L’attitude de l’Eglise depuis le retour de la démocratie n’a guère amélioré son image (4). A l’issue du procès von Wernich, elle invitait les Argentins à « s’éloigner autant de l’impunité que de la haine ou de la rancœur ». Suscitant la colère de Myriam Bregman : « On ne peut pas mettre l’impunité et le sentiment des familles sur le même plan ! Ce, alors que 400 enfants de disparus n’ont pas encore été retrouvés ! » Et que, le temps passant, bien des coupables sont morts sans être inquiétés... L’acte officiel de repentance, en septembre 2000, n’avait guère convaincu non plus. « L’Eglise a toujours présenté les crimes commis durant la dictature comme le fait de certains individus, sans jamais évoquer la responsabilité de la hiérarchie », regrette Rubén Dri. La Conférence épiscopale a également invité les Argentins à « la réconciliation ». Ce à quoi Pérez Esquivel rétorque : « La réconciliation, ça signifie le pardon et l’oubli. Or, comme chrétiens, nous pouvons pardonner, mais pas oublier, et surtout pas à n’importe quel prix, ni de n’importe quelle manière. » En ouvrant ses archives, en rendant publics, par exemple, les actes des réunions des conférences épiscopales, l’Eglise aurait pu faire un geste de bonne volonté. Au lieu de quoi, « elle a encore perdu une opportunité historique », constate le pasteur Arturo Blatezky, coordinateur du MODH. Un long chemin reste donc à parcourir. Enlevé et torturé en 1976, Julio López, un ancien maçon de 77 ans, a livré un témoignage décisif dans la condamnation à la prison à vie d’un ancien chef de police, Miguel Etchecolatz. Il s’est volatilisé en septembre 2006, devenant ainsi « le premier disparu de la démocratie ». La conduite à son terme du procès de von Wernich constitue ainsi, paradoxalement, un signe positif pour Rubén Dri : « Malgré le climat d’inquiétude, les témoins ont parlé. Le processus est lent, certes, mais bien réel. » B.V.

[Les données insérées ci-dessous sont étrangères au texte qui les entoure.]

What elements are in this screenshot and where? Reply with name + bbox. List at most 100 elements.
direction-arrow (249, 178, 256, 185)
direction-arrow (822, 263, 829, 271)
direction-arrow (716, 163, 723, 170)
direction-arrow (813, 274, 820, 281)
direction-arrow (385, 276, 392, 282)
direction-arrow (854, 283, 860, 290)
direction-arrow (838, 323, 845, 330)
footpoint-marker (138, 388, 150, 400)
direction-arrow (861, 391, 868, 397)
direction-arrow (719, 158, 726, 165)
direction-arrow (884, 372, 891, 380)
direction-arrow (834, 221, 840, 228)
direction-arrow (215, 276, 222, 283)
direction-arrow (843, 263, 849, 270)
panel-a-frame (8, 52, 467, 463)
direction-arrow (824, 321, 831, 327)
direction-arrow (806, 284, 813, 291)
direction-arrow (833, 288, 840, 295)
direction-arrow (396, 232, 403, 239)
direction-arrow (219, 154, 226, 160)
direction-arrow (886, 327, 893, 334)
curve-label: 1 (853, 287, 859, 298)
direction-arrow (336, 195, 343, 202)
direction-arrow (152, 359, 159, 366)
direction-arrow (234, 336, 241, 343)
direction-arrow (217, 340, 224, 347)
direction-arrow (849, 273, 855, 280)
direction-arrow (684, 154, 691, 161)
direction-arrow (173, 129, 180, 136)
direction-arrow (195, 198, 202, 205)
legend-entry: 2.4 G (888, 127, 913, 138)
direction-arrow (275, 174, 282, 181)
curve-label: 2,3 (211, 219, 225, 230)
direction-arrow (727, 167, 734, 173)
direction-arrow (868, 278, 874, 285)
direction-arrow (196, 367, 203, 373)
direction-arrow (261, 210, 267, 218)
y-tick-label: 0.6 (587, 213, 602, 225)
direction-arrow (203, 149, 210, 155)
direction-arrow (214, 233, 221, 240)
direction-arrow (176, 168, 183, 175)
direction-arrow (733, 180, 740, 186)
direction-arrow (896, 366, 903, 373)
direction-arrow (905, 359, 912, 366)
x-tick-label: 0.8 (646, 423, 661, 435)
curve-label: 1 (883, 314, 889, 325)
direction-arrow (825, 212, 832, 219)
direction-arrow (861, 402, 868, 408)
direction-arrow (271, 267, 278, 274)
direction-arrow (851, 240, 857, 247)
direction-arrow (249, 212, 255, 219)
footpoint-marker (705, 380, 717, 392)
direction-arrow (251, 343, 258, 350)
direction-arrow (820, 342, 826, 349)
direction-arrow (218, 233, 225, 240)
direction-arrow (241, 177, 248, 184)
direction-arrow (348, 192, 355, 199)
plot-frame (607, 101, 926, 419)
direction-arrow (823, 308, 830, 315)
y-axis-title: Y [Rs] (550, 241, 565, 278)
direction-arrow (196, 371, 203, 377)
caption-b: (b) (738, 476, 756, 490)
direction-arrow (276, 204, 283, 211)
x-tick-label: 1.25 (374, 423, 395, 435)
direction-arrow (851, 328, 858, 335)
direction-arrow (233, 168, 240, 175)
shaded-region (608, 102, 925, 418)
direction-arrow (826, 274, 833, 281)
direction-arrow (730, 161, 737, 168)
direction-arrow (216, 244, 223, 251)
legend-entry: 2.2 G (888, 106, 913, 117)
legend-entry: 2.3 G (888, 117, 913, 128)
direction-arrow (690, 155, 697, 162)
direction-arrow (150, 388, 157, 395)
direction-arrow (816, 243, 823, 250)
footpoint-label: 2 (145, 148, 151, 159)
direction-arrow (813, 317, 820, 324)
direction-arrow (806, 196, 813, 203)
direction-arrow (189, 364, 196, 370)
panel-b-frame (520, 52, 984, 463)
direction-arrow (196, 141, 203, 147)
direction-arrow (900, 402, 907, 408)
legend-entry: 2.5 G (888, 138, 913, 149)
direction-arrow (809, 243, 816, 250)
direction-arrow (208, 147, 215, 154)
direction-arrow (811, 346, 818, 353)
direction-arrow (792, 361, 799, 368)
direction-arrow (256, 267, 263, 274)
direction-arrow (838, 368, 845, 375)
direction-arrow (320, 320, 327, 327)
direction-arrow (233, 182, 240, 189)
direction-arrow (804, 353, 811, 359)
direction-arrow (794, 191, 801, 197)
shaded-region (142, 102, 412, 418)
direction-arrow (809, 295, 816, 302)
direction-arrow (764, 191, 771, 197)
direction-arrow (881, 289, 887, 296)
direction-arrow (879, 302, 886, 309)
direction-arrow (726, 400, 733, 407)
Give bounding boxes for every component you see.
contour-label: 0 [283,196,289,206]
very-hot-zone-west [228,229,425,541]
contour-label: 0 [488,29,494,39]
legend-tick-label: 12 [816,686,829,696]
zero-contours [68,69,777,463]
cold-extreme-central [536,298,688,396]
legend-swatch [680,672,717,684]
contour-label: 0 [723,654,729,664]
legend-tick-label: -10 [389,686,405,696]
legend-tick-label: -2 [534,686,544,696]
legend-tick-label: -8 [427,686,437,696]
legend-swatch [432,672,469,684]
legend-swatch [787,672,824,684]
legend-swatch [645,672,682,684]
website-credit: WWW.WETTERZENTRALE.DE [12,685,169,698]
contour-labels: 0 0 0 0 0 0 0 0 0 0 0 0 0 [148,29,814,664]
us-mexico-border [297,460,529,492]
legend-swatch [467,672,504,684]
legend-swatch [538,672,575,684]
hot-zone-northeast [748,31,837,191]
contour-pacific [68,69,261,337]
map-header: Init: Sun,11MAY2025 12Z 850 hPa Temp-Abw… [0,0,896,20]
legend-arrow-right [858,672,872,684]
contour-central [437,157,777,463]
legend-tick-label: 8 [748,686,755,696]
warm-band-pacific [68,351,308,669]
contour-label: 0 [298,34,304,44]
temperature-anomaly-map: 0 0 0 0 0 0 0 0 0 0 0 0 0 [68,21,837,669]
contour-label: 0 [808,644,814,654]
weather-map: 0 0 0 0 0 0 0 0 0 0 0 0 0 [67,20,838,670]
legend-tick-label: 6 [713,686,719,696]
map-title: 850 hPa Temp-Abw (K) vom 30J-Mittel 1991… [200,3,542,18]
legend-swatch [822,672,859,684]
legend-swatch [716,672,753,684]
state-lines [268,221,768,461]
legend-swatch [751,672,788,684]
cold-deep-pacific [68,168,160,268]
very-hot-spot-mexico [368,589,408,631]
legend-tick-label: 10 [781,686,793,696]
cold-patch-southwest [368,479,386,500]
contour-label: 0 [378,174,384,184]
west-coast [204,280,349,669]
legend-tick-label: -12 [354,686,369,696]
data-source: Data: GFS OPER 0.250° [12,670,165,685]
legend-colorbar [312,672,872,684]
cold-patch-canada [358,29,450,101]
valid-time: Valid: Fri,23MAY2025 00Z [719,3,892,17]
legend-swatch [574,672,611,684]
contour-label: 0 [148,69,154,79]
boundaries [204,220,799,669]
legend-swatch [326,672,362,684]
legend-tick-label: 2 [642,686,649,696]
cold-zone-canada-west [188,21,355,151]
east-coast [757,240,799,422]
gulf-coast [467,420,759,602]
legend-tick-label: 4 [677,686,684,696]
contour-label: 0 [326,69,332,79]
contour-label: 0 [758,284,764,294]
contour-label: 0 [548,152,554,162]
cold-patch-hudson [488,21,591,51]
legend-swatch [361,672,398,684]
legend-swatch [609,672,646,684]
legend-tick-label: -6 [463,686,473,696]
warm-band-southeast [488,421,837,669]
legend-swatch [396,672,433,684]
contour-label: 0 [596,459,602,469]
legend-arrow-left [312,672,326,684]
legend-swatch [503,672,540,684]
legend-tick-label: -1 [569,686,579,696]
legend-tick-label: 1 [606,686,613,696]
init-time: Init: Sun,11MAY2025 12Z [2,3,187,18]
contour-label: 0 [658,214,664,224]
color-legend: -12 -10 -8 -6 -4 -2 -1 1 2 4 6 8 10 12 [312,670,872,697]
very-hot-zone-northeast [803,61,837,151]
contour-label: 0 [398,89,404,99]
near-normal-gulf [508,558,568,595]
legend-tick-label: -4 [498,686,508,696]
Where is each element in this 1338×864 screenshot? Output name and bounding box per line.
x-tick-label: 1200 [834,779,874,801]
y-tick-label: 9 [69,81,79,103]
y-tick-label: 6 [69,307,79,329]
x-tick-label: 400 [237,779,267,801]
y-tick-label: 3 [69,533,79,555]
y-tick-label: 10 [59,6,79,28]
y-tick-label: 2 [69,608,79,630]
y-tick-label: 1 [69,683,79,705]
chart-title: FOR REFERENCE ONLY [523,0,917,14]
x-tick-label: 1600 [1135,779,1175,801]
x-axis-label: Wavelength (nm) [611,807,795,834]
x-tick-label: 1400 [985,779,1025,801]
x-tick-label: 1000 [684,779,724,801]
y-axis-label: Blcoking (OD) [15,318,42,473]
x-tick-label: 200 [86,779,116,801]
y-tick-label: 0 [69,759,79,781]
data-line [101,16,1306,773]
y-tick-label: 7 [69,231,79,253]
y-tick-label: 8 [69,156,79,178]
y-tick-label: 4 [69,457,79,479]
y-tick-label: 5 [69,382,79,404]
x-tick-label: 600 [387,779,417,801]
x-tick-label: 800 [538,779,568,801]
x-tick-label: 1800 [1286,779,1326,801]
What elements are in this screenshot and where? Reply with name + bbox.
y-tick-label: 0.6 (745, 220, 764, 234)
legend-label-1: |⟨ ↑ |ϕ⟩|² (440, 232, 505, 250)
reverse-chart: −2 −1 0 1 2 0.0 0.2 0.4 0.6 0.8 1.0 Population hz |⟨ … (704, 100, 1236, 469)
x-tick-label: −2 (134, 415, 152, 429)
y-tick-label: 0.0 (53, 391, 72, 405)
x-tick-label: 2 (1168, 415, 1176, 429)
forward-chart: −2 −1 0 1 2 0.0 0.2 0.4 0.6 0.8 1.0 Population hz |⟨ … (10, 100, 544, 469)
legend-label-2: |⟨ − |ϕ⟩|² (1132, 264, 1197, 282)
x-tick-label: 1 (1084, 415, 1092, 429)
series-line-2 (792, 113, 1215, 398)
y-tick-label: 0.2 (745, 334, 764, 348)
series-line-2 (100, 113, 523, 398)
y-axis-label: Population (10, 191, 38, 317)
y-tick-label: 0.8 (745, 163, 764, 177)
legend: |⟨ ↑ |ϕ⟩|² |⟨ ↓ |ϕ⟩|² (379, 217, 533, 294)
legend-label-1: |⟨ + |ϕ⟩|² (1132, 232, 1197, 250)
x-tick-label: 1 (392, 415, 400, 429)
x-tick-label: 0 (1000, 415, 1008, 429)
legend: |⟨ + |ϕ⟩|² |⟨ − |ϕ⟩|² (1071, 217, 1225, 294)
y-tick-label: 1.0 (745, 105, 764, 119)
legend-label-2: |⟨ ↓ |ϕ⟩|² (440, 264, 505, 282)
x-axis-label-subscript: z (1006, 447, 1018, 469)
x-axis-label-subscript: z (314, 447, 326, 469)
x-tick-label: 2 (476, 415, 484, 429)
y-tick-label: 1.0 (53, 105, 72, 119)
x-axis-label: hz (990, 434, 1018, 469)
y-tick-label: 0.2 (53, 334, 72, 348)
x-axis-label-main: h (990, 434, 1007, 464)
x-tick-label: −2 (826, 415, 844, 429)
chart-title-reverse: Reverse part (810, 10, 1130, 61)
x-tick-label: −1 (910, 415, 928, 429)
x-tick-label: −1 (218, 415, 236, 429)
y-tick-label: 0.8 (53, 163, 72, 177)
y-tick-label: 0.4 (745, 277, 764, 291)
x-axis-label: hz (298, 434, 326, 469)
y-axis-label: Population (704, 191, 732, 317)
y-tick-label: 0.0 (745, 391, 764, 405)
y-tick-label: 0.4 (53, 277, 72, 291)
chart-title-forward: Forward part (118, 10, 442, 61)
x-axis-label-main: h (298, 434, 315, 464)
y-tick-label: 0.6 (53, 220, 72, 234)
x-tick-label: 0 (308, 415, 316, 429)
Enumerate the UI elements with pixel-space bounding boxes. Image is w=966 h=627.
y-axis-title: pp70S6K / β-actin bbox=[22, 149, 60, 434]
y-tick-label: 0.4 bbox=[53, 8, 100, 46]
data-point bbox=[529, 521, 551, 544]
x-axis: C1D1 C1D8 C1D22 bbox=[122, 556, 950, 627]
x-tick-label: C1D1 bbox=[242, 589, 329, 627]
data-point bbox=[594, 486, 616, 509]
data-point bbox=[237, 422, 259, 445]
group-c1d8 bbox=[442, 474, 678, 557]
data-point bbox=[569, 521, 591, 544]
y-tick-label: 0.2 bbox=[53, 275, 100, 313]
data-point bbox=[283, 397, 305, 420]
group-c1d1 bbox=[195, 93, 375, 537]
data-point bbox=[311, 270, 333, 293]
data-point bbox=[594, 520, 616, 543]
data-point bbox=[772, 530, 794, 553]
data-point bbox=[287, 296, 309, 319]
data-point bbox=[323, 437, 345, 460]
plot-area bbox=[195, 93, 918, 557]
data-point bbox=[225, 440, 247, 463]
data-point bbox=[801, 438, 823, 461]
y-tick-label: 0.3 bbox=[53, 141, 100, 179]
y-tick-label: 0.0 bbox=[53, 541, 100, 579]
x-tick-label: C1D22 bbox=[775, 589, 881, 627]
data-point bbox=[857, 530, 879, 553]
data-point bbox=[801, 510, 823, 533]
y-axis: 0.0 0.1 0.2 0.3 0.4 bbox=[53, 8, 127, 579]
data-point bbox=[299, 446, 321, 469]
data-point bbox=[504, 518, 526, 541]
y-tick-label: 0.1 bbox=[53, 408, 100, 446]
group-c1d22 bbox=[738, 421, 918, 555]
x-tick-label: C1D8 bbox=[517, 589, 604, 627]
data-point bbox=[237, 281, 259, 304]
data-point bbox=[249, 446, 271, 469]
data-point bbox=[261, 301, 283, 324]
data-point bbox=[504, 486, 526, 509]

1. Les poursuites intentées au début des années 2000 portaient sur le vol des bébés d’opposants, un délit non couvert par l’amnistie et déclaré imprescriptible.
2. De 1967 à 1976, le MSTM a réuni des prêtres actifs dans les bidonvilles et les quartiers ouvriers, proches de la gauche péroniste et des idées marxistes. Il a contribué à l’élaboration de la théologie de la libération en Amérique latine.
3. Dès octobre 1973, l’archevêque de Santiago, le cardinal Raúl Silva Henríquez, créait le Comité de coopération pour la paix au Chili afin de prêter assistance légale et sociale aux victimes du coup d’Etat du 11 septembre.
4. Malgré plusieurs tentatives, nous n’avons pas réussi à joindre le porte-parole de la Conférence épiscopale, Jorge Oesterheld.